Granted this was 20+ years ago, but Stanford admitted the kid in my high school who spent a year studying abroad in another (at the-time "unusual") country in HS and had taught himself that language. Meanwhile, my bright-well-rounded-research-athletics-top-grades-top-rigor-leadership self (I am not trying to be self-promotional, but truly) was admitted to several Ivies and Stanford peers but not Stanford.
So even legacy on top of the rest is not enough if they decide they only want to admit one kid from your senior class!
Also, my sense having grown up around the children of Stanford alumni (given my parent's college friends) is that it is very unusual outside of a very small number of high schools, for them to admit more than 1 student from a particular high school if you are outside of California.
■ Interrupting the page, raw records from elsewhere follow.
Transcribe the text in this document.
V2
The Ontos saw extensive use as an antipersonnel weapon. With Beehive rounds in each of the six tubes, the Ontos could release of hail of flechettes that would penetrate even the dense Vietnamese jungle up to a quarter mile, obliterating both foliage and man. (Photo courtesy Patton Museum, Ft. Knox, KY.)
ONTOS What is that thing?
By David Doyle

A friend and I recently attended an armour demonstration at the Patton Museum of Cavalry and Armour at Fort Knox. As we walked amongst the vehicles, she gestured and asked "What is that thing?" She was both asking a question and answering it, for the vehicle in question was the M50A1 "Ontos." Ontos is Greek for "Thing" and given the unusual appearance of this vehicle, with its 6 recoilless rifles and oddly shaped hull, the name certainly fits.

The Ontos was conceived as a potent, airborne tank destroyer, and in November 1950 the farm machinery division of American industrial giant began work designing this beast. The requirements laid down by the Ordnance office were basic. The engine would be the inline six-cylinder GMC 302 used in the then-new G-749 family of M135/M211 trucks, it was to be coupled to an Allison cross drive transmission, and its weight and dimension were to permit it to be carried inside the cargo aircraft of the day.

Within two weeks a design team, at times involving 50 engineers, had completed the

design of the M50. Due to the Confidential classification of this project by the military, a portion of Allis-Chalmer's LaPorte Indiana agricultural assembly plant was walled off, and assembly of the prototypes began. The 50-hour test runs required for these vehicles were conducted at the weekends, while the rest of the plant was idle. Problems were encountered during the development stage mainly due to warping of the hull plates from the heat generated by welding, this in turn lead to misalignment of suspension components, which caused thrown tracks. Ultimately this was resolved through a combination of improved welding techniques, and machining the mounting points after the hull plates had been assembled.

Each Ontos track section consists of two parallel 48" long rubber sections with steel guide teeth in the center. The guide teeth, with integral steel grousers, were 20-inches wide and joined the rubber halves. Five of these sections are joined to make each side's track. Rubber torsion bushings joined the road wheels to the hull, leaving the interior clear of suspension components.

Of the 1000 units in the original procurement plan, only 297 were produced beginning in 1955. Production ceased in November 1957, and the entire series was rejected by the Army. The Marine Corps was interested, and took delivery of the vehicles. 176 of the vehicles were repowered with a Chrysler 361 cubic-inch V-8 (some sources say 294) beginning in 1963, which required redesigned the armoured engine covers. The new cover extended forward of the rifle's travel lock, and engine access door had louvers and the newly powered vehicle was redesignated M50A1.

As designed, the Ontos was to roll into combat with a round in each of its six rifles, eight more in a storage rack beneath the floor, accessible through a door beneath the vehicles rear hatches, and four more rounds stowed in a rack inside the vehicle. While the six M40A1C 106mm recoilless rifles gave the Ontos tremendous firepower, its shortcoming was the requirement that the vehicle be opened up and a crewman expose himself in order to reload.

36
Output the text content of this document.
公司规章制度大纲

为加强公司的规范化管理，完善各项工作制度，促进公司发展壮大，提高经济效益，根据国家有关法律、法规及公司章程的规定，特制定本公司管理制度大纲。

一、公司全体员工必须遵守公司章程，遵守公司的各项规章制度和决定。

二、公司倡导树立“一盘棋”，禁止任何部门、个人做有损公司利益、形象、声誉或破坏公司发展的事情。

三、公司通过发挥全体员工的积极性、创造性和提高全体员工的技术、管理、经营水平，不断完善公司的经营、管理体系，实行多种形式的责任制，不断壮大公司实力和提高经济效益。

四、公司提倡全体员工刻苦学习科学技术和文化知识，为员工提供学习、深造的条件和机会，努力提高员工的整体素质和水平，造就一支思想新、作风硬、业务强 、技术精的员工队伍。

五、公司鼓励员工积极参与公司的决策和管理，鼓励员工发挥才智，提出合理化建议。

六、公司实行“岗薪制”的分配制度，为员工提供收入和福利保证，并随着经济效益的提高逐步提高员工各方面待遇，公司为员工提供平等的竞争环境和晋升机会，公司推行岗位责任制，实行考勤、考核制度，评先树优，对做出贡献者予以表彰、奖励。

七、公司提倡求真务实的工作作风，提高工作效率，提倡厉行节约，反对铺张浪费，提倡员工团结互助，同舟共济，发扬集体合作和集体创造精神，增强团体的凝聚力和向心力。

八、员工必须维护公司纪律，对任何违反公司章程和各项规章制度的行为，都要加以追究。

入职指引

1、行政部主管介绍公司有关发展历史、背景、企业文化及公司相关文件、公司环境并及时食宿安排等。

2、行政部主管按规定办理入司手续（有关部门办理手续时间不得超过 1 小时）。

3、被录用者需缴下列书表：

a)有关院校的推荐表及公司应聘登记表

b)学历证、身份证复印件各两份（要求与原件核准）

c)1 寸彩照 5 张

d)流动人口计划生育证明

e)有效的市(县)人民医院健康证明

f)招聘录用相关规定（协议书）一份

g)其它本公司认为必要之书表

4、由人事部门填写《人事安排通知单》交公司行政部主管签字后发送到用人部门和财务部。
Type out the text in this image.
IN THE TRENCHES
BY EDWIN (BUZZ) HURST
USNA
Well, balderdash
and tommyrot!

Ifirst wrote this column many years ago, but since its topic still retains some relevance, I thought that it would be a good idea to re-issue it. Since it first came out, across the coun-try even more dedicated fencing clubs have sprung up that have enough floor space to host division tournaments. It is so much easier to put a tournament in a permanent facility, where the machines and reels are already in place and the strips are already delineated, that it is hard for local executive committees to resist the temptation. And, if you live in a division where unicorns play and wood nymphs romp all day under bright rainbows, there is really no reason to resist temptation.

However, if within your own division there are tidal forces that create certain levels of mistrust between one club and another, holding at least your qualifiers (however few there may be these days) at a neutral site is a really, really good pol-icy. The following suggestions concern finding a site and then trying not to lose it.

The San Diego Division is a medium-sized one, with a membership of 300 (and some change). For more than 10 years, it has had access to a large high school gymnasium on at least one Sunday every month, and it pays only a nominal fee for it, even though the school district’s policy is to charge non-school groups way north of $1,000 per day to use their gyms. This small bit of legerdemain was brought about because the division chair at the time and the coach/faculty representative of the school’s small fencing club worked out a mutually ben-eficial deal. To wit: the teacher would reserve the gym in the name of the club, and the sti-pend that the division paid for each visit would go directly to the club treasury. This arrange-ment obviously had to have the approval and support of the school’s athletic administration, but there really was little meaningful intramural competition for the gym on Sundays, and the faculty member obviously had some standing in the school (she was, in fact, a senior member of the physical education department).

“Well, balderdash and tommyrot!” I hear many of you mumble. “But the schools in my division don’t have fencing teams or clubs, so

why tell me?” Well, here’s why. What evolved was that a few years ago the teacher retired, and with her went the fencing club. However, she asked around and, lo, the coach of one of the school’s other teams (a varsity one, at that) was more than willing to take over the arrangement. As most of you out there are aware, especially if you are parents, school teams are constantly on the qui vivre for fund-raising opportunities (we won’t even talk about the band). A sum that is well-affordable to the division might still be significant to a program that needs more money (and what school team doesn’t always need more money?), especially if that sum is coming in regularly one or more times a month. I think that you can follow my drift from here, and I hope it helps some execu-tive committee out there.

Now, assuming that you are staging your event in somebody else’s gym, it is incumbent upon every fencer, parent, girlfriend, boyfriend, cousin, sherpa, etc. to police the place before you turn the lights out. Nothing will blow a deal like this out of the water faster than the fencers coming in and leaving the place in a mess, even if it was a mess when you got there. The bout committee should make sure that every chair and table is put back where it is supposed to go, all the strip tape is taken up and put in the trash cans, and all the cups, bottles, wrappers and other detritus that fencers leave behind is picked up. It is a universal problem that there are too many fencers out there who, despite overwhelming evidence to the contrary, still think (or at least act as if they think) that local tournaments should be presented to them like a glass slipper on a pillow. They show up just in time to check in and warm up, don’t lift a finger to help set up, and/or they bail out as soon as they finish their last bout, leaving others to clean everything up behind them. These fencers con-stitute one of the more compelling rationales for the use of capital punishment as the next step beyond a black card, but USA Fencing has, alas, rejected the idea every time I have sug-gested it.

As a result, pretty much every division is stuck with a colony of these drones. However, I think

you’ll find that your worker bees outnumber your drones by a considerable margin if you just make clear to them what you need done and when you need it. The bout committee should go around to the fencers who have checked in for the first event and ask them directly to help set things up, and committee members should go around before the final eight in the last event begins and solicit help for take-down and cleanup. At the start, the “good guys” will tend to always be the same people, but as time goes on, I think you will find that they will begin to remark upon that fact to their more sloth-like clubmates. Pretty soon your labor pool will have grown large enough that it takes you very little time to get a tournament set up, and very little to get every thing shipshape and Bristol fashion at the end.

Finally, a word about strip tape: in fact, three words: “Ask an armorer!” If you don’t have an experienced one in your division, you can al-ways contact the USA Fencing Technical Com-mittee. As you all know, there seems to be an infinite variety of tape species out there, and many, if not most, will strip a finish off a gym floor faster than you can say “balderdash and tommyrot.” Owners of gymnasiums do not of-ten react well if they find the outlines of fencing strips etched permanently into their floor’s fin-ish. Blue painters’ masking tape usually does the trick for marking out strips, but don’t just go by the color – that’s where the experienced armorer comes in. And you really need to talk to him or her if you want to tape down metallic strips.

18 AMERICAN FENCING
They admit very heavily in California.
Anonymous wrote:Colleague's wife applied from SFBA, had zero hooks, middle middle-class family, good academics (not stellar), was accepted, and then graduated.
She had studied a less common language in HS. Her ECs all lined up with interest in that part of the world. Her application essay indicated her desire to study that language. She got a degree in that language.
My guess is that they needed students for that language program that year. I doubt this is reproducible for any popular major/degree.